Nach Medienberichten will das Terrornetzwerk versuchen, Selbstmordattentäter mit Sprengstoff oder ganzen Bomben im Körper - geschluckt, als Zäpfchen oder implantiert - an Kontrollen vorbeizuschleusen, um in Passagierflugzeuge oder andere besonders gesicherte Bereiche zu kommen. Als "Vater" dieser "belly bombs" gilt demnach der gesuchte Top-Terrorist Ibrahim Hassan al-Asiri. Der Saudi soll als einer der führenden Köpfe der "Al-Kaida auf der arabischen Halbinsel" nicht nur hinter mehreren Anschlägen im Jemen stecken, sondern auch die Paketbomben hergestellt haben, die im vergangenen Jahr vom Jemen aus in westliche Länder verschickt wurden.

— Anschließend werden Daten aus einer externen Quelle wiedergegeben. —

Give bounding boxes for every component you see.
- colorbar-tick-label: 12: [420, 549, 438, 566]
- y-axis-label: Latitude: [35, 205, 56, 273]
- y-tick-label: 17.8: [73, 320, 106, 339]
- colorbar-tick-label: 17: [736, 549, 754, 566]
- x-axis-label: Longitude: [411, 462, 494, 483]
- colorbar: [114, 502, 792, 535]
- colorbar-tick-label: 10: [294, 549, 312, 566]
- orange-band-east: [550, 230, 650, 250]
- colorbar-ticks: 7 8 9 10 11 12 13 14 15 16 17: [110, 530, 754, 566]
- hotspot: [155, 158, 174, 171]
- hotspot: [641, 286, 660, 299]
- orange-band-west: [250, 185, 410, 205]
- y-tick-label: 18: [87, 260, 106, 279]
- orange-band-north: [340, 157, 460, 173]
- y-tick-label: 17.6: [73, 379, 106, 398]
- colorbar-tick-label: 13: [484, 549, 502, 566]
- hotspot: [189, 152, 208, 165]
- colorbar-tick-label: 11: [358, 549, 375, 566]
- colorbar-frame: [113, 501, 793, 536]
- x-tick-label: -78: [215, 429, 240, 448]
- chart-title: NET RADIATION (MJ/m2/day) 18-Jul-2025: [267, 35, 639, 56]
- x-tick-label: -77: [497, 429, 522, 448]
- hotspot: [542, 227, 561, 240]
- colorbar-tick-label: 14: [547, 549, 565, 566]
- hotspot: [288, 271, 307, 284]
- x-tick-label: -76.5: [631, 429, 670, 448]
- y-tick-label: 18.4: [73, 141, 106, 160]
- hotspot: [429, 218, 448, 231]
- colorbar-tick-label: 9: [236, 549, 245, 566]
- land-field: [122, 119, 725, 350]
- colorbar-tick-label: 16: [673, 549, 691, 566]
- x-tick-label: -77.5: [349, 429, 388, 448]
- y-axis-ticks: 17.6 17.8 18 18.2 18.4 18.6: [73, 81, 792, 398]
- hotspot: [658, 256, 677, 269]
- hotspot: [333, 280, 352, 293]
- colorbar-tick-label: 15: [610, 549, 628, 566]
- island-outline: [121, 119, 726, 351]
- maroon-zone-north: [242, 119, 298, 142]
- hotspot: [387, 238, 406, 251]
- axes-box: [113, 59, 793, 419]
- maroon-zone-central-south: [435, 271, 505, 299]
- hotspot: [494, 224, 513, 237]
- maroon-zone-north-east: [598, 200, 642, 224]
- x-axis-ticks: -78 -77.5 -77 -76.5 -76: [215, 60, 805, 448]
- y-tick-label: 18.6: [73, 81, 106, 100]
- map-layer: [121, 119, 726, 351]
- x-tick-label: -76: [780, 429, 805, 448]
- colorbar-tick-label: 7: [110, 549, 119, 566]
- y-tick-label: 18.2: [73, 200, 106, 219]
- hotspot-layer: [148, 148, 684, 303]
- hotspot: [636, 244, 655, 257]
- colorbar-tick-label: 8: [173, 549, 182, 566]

Auf dem East-Midlands-Airport in England hatte die Polizei stundenlang nach einer für die USA bestimmten Paketbombe gesucht. Erst nach einem Hinweis der Sicherheitsbehörden aus Dubai wurde gezielt ein Laserdrucker überprüft: Der Sprengstoff PETN (Pentrit oder Nitropenta) war in den Kartuschen versteckt und mit einem hoch komplizierten Zündmechanismus versehen.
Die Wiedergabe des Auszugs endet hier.